Thespian Equestrian | Ran (1985) Review

Directed by Akira Kurosawa
Starring Tatsuya Nakadai, Akira Terao, Jinpachi Nezu

The horses and the horse riders are put through the wringer in Ran, the final epic of Akira Kurosawa and perhaps his greatest film. I saw horses struggling through water coming up to their necks, soldiers falling off horses, and horses just about to trample a soldier who fell off his horse. It’s a movie entitled “Chaos,” after all! And, well, that’s about as fresh an angle I can manage for this or any Kurosawa title, the director being so widely studied and appreciated. Of course, I’ve come into this one for the first time nearing the age of 30, long after film school let out. I have nothing to add to the conversation, so take this review on a humble blog as a missive – delivered by horseback – that I’d like the conversation to continue.

Based on King Lear as well as Japanese legend, I’ve always known that Ran is about an aging ruler who divides the kingdom for his three sons, and a spot of trouble ensues. It’s possible that my delay in seeing the movie came from a misapprehension that there wasn’t anything more to the story – and a broader misapprehension that cinema itself was little more than story. Hidetora Ichimonji declines, or perhaps achieves mad king status, but we find that his madness actually awakens him to the true ruin of his ways. It isn’t just the hubris of dividing the kingdom and exiling his youngest son for objecting, as this inciting episode is only the latest in a career of pillaging brutality. As Hidetora is pushed further from the safety of his castle into the wilderness beyond – with the commensurate wailing and tumbling through the fields – he’s made to face his victims. What looks like a post-apocalypse of scorched land and castles has become his hell.

It’s the Shakespeare roots that ensure scenes of exposition are more theatrical than cinematic, with characters spouting backstory or current events at each other. But what is shown is breathtaking, with some of the deepest frames I’ve ever seen in a pre-digital film, and hundreds, maybe thousands of warriors in that beautiful red or black lacquered armor and flags, flowing across battlefields like a typhoon. The centerpiece battle sequence is a towering, terrible spectacle, first presented in a vacuum of sound to capture the sheer violence. Offset only the dirge-like score, women are gunned down in a panic, and soldiers shout at their leaders to prepare for death moments before being killed. It’s all guns and spears and arrows – the fiery accents to dense, layered compositions. Period warfare gripped by Shakespearean madness and tragedy, with a predictable but nonetheless shocking body count.

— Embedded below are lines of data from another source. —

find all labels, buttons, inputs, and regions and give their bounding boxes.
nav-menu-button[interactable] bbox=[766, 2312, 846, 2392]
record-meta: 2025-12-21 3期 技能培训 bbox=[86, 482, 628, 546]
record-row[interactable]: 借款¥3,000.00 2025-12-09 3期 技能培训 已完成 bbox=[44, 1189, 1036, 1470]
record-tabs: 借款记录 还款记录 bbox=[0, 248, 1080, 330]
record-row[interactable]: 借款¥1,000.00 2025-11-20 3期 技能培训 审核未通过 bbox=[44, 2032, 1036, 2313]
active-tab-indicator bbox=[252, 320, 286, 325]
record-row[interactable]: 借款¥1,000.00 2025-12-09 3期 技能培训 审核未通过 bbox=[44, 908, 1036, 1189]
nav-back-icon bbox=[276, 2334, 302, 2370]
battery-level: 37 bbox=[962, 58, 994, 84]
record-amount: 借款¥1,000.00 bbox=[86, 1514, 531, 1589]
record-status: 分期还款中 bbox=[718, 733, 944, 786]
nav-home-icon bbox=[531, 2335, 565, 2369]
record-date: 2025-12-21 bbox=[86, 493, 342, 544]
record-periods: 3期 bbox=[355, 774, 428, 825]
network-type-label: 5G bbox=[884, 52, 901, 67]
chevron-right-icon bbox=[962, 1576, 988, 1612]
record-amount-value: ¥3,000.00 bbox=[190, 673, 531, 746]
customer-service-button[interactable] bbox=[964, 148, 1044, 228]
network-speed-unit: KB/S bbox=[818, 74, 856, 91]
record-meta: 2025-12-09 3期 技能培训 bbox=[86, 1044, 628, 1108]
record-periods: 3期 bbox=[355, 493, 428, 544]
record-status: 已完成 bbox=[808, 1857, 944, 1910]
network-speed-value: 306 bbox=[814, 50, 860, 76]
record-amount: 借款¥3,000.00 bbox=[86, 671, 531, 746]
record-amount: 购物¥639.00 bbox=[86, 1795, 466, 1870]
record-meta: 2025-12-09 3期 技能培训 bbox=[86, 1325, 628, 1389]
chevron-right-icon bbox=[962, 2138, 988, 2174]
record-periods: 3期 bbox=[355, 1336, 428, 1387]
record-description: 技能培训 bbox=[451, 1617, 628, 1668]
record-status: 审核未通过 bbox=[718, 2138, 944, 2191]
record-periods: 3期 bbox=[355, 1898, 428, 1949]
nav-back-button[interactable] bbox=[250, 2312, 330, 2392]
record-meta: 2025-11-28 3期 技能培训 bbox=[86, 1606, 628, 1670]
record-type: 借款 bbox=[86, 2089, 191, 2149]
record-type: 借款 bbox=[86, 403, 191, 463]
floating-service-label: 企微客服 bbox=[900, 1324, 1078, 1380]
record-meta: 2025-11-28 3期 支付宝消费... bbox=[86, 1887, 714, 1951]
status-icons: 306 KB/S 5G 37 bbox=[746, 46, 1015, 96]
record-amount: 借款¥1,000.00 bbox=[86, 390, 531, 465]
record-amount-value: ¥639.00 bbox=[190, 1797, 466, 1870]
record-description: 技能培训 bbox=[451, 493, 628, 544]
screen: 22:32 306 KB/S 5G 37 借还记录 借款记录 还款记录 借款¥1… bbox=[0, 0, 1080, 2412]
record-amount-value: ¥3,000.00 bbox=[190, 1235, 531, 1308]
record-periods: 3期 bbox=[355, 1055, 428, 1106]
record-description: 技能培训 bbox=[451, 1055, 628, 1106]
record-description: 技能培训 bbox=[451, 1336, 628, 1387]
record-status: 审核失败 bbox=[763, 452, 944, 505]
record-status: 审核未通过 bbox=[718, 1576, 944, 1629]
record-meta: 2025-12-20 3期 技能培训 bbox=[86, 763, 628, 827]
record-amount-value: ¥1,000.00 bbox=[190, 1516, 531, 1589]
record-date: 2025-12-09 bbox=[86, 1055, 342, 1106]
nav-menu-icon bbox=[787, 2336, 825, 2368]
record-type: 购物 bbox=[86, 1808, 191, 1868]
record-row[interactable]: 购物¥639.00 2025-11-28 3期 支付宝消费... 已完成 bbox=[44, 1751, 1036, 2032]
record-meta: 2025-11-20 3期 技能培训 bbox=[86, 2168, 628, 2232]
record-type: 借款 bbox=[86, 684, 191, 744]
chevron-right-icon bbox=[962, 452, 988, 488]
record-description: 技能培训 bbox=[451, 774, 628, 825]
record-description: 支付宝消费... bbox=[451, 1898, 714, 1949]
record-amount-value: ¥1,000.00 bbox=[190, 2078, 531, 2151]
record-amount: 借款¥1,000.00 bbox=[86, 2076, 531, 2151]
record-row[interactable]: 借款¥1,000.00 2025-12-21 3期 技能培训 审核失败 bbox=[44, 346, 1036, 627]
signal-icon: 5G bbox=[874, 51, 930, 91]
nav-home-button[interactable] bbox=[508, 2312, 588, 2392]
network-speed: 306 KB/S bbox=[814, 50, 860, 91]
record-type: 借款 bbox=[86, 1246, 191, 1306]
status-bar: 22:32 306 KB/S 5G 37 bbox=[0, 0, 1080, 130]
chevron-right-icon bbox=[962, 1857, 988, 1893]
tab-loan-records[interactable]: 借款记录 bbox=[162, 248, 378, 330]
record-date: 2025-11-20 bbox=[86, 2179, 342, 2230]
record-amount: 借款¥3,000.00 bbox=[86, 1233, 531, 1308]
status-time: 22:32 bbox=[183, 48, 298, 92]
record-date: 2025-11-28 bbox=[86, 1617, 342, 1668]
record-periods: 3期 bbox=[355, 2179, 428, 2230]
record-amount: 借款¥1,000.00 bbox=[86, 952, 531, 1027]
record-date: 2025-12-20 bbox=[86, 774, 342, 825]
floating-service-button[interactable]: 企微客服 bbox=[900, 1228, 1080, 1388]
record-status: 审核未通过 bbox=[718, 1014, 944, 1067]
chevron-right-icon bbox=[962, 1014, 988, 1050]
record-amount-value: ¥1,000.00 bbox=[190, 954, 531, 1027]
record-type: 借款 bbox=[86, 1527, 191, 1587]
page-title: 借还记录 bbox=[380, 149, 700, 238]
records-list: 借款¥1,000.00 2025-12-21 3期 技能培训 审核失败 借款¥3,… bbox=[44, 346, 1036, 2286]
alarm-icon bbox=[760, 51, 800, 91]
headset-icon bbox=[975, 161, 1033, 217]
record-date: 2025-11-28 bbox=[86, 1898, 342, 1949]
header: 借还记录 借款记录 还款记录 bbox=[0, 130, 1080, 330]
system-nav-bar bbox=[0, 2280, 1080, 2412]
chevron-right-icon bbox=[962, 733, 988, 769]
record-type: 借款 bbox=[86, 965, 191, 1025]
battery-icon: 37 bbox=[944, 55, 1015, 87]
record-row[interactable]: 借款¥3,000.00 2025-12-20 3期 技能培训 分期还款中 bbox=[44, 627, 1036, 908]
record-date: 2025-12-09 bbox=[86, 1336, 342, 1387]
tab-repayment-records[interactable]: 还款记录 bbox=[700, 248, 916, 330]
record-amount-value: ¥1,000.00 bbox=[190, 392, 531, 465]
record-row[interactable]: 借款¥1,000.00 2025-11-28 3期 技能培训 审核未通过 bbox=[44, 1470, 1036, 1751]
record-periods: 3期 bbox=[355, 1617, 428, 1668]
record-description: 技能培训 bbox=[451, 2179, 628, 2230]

And everyone loves the opportunity to do Shakespeare, making for spectacular performances like Tatsuya Nakadai as the mad king and Peter as Kyoami the fool, but some of the film’s most moving scenes are surprisingly quiet. It might be something as simple as the loyal warrior Tango riding off to retrieve the youngest son, telling Kyoami to watch Hidetora while he’s gone. In that moment, I had this pang of what might have been familiarity, witness as we all are to the breathless decision-making of hospice. And then Kyoami, so often spurned or threatened for his jeering performances, begins to wonder why he’s dedicated his life to this now-ailing king. What had been mere duty transforms into something else when Hidetora croaks, “Where am I?” into the darkness of night.

However, it might just be Mieko Harada who steals the show as Lady Kaede, invoking both the devious Shakespearean archetype but also, in the end, Tsugomo Hanshiro of Harakiri. Early on, Kaede delivers her lines with a strained, alien inflection, and we soon learn that it’s a calculation. She isn’t the total product of the kingdom’s interior, and her subsequent rage is positively biblical, as she’s screaming and slashing at her clothes. And there’s so much destruction in Ran, of the old ways and the old symbols. We start with the disrespect of a son positioned physically higher than his father, and by the end witness a beheading in the very same court. Well, we don’t see anything except for a shower of blood against the wall, but it’s enough. Akira Kurosawa knows when to withhold, though he doesn’t make a habit of it. Ran is a film of such magnitude that it makes other epics look, well, like horseplay.